Little League is very political, and our family was not good at that artform. I desperately looked for a way to support and yet still prepare him for a painful letdown.

And then, from out of nowhere, came this guided missile of a gift: “Oh yeah,” he said. “I’m supposed to tell you guys the concert is May 29th. What’s to eat?”

The annual Katonah-Lewisboro Elementary School Musicale is not an eagerly awaited event. But I saw in it a chance to balance the ledger in case the All-Star team somehow overlooked Mr. Dunk. I said, sharing a thick slab of firey kim-chee (both my sons are Korean), “you’re going to do something nobody expects.”

“Whuzzat,” he said?

“You’re going to be good,” I said, my eyes tearing from the food. “And I’m going to help you do it.” His eyes rolled back in his head as maybe he remembered my helping him with his pinewood Derby car; or maybe it was his Styrofoam solar system for a Third Grade science project. No matter; I had a plan. And he was already a good saxophone player.

We picked two songs to go straight for a forty-something audience’s jugular:  The theme from “Casablanca” and “I will Survive,” the Donna Summer crowd-pleaser of the early ‘Eighties (or was it the late ’70’s; would you pls look it up and tell me? Thanks.)   “Mr. Feldman [the music teacher] said only one song each.”  The kim-chee welts were finally responding to the yogurt I was shoveling into my mouth, so I was able to say,  “you’ll need an encore.”

And then we did something almost unheard of in public school music education: we practiced.   We put in half an hour a day for two and a half months, Ben on my King “Slip-action” E-flat alto sax, me on my ES-335 Gibson Electric. Although the ritual brought us together, Ben couldn’t see any glory dividend to compare to making the All-Star Team, and didn’t hesitate to tell me so.

Son Ben practicing on my King alto sax

Son Ben practicing on my King alto sax

[ This is where I wish  I had some shred of  aural  record of us working on those two songs, but I don’t. So I’m sending you the next best thing I can think of, a fragment of the CD we sent to Colgate to help Ben get accepted there. My wife still seems to think it was the difference between him getting and not. Who knows?]

The night of the concert was hot and airless, perfect accompaniment to the evening’s program: phalanxes of otherwise harmless American youth committing felonious assault with rented musical appliances;  until it was time for Ben. He was nervous in the wings, always a good sign. I told him to take a deep breath and think about center field. The music teacher introduced us, and unlike anybody else, we tuned up. Then I counted down to the pickup note to “As Time Goes By,” and Benny began to play.
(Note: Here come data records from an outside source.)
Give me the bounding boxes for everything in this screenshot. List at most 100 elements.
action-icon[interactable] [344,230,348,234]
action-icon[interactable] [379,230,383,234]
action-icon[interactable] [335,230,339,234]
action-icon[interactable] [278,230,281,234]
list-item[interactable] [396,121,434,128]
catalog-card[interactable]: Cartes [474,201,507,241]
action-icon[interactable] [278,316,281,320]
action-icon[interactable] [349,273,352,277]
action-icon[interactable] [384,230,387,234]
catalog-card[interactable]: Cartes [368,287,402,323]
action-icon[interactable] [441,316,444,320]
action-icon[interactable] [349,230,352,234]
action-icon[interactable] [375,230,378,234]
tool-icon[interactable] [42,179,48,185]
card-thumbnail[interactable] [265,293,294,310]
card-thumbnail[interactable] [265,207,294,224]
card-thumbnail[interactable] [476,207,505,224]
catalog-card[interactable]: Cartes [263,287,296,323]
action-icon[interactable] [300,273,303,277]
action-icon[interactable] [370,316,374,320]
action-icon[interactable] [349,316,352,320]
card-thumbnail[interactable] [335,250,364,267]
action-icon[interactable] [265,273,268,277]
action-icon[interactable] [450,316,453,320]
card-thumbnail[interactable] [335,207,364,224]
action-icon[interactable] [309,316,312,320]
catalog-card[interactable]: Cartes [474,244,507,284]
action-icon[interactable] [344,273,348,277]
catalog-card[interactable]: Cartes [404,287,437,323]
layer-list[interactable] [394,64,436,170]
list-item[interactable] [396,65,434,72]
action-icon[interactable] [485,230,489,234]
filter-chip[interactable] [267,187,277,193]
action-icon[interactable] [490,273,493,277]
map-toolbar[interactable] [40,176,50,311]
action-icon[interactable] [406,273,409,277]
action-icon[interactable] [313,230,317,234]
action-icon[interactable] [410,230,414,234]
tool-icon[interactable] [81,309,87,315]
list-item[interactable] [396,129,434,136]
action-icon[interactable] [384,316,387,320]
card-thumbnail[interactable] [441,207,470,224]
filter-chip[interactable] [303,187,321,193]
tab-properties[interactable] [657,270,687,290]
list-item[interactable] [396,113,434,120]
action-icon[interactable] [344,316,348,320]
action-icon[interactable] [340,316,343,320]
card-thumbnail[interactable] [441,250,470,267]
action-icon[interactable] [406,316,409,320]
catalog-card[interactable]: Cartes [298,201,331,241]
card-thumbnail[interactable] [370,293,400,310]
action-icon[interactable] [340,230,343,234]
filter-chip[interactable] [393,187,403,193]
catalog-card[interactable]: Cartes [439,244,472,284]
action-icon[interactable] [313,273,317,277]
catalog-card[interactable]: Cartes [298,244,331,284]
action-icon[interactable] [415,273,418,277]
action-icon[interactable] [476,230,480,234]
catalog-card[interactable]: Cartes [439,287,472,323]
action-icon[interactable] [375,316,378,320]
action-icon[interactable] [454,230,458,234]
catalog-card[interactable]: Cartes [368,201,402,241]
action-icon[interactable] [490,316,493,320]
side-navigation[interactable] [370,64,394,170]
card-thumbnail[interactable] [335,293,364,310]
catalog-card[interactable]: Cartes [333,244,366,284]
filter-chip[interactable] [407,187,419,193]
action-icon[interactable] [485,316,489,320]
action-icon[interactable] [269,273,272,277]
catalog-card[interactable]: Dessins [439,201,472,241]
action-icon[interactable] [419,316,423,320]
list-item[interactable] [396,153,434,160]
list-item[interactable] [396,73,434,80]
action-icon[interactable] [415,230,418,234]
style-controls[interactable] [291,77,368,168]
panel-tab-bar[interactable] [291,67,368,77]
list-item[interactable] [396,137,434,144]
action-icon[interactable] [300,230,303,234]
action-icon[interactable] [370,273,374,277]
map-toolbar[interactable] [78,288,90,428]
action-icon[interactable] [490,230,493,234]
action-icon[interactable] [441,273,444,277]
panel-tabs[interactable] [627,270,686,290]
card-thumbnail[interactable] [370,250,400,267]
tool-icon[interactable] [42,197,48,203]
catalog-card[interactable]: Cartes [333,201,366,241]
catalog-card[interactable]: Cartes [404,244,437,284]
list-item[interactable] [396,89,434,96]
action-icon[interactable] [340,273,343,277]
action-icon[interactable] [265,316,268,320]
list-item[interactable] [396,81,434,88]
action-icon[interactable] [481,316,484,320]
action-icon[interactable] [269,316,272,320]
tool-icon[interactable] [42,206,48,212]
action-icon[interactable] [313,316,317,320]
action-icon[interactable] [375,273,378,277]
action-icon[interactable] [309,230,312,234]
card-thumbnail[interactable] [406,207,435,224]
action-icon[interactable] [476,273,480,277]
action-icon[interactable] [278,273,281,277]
We didn’t go for anything fancy, just straight melody, good tone and the sure-footedness that comes from the unmistakable sound of woodshedding, what musicians call (usually) catch-up practicing. We reprised the last four bars for a “professional” treatment, and went out on a retard with a sustained closing note and chord.

The audience was on its feet before Benny took the mouthpiece from his lips. I told him to bow. They clapped and yelled for more. They wouldn’t stop. The music teacher asked Ben if he had an encore. Ben looked at me, smiled, and began playing the Donna Summer piece. When he finished, the crowd went wild all over again. Why shouldn’t they? With school taxes averaging $10,000 per household (it was 1987; that was a considered a lot of money then) weren’t they entitled to something more for their money than the cacophony  of  80 students playing every cent (one one-hundredth of an octave) of pitch on every single note they collectively hit? I mean, what were these kids supposed to be learning to make in music class, music or sonic mayhem?

Later that night, over a pie at La Famiglia Pizza and Pasta, Ben learned he didn’t make the All¬ Star team. I tried to console him, but his friends were also there, and they kept interrupting me to tell him how good he sounded up on the stage “and everything.”  Between mouthfuls,  he eventually said it wasn’t the worst thing in the world, not making the All-Star team. I think his exact words were, “I’m re-thinking my priorities. Could you pass that piece with the pepperoni?”